TRANSPORT:THE DECISION not to proceed with the Metro North rail project as part of the 2012-2016 capital investment programme will cost the State more than €150 million, including compensation to the project bidders.

Minister for Transport Leo Varadkar yesterday confirmed that Dublin’s cross-city Luas line would be the only “big ticket” project to go ahead in the next five years, with the Metro and Dart Underground postponed indefinitely.

The Department of Transport will spend €4,646 million on capital projects over the next five years, a cut of €1,045 million on the National Recovery Plan figures published just one year ago.

The bulk of the money will be spent on road and public transport. However, much of this will be used to upgrade infrastructure, including the replacement of the Dublin Bus and Bus Éireann fleets, and on road maintenance.

More than €150 million has already been spent on planning and preparation for the Metro North and just under €40 million has been spent on the Dart Underground. Mr Varadkar confirmed yesterday that €1 million each would have to be paid out to the two shortlisted bidders to construct the project. The State could also face a legal challenge from the two consortiums Celtic Metro Group and MetroExpress for its decision to cancel the project, he said.
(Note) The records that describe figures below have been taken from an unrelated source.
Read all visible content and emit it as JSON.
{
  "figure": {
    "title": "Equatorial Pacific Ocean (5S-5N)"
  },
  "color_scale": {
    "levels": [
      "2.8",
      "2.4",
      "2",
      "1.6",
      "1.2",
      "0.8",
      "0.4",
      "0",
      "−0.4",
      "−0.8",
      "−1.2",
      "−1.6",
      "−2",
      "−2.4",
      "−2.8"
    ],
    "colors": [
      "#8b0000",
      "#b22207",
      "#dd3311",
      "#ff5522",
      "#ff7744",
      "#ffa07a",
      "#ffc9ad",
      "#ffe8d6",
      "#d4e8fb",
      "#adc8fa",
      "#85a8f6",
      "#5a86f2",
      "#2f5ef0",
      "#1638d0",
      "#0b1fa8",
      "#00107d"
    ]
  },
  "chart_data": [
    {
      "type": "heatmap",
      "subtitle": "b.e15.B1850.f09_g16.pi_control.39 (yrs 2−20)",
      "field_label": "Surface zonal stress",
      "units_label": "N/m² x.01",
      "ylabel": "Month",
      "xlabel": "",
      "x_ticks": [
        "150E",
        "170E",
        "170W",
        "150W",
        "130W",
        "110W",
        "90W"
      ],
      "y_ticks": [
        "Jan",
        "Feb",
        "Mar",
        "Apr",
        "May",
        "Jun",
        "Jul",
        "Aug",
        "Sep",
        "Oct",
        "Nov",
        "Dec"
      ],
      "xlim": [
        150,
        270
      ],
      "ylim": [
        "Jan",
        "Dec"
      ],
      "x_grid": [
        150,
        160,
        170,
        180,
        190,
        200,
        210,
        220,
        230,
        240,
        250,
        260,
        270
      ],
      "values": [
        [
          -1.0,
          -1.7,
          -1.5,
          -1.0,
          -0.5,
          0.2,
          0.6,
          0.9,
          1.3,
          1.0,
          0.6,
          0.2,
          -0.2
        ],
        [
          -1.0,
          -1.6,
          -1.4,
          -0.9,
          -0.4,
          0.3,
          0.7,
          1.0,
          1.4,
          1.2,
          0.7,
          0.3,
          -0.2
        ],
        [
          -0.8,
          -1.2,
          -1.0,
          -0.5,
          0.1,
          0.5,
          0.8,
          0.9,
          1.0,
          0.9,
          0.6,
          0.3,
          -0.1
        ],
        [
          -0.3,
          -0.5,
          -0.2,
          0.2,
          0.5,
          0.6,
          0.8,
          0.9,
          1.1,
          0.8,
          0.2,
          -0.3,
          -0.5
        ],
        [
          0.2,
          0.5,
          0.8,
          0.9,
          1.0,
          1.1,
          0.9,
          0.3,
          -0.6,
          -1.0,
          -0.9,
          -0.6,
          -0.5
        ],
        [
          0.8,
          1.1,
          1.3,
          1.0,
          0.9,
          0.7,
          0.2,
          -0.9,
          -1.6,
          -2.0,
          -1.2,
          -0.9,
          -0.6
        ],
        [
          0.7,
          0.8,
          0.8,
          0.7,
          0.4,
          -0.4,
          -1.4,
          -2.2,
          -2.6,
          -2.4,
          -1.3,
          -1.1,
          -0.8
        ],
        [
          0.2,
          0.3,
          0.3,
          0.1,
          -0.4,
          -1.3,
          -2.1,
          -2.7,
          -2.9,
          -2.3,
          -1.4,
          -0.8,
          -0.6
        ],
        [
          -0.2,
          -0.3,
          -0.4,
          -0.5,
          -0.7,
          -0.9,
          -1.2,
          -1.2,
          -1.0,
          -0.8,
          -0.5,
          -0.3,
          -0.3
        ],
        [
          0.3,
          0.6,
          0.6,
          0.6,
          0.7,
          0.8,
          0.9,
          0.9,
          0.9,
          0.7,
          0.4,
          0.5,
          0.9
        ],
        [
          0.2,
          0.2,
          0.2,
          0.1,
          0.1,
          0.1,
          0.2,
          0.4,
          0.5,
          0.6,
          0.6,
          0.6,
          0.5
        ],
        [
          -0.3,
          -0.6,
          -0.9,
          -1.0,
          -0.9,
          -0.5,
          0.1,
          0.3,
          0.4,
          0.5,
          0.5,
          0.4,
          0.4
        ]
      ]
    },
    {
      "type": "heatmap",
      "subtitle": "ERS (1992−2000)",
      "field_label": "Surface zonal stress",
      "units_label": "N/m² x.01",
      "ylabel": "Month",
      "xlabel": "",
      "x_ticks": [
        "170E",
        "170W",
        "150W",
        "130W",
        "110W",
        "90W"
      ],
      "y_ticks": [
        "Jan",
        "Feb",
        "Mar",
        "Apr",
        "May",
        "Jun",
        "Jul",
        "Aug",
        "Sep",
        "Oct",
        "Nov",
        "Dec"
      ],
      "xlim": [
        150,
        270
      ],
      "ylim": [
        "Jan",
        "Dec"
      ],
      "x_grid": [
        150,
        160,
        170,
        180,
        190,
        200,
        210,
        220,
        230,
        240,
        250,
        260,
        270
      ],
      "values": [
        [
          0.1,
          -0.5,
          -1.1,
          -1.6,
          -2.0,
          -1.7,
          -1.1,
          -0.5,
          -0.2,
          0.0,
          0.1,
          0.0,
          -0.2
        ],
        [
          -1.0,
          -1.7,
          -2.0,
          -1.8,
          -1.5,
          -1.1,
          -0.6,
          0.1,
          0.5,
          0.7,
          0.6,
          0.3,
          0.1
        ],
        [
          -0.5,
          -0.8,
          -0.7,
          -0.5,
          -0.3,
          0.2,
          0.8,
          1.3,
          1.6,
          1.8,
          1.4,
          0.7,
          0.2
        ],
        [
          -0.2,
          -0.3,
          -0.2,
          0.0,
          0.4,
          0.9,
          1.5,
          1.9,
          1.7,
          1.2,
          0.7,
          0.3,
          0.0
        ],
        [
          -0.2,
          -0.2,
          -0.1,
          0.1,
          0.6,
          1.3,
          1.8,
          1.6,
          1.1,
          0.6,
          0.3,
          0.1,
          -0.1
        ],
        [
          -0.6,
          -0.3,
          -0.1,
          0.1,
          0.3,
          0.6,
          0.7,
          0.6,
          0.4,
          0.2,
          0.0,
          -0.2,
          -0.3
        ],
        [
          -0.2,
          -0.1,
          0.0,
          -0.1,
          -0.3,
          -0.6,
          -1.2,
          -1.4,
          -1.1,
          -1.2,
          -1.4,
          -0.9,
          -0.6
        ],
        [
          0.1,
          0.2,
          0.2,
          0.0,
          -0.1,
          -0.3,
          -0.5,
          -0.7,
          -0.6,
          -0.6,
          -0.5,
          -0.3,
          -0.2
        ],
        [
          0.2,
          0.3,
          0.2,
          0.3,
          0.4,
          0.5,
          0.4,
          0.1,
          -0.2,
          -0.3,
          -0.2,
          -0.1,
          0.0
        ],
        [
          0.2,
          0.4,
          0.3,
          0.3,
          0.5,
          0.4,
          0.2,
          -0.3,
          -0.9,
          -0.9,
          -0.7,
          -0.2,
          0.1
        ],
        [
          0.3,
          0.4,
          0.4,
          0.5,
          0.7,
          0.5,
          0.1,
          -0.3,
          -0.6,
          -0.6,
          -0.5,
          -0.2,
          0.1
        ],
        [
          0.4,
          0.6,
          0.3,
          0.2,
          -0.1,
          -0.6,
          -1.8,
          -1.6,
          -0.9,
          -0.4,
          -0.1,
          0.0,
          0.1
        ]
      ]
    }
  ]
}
The Luas BXD line, which will run from St Stephen’s Green to the Iarnród Éireann rail station at Broombridge, Cabra, was due to be completed in 2016 but will not now begin construction until 2015 and is due for completion by 2019.

The €270 million, 5.6km line will run from the terminus of the green line at St Stephen’s Green to O’Connell Street, connecting with the red line. It will then run northwest to Grangegorman, where the new DIT campus was to have been located, and on to Phibsboro before terminating at Broombridge station.

Unlike the Metro, Luas BXD does not yet have planning permission from An Bord Pleanála. Money spent already on Metro and Dart Underground was not “entirely wasted” he said as either project might go ahead at some future stage. In future “huge amounts of money” would not be spent planning and designing projects “if we don’t know we can afford to build them”, he said.

The €850 million M20 motorway between Cork and Limerick will not go ahead, although the N11 Rathnew-Arklow/ Newlands Cross link and the Enfield to Edenderry improvement scheme are due to start next year. The Ballaghaderreen bypass in Co Roscommon will go ahead but is the only bypass that will be funded over the next five years.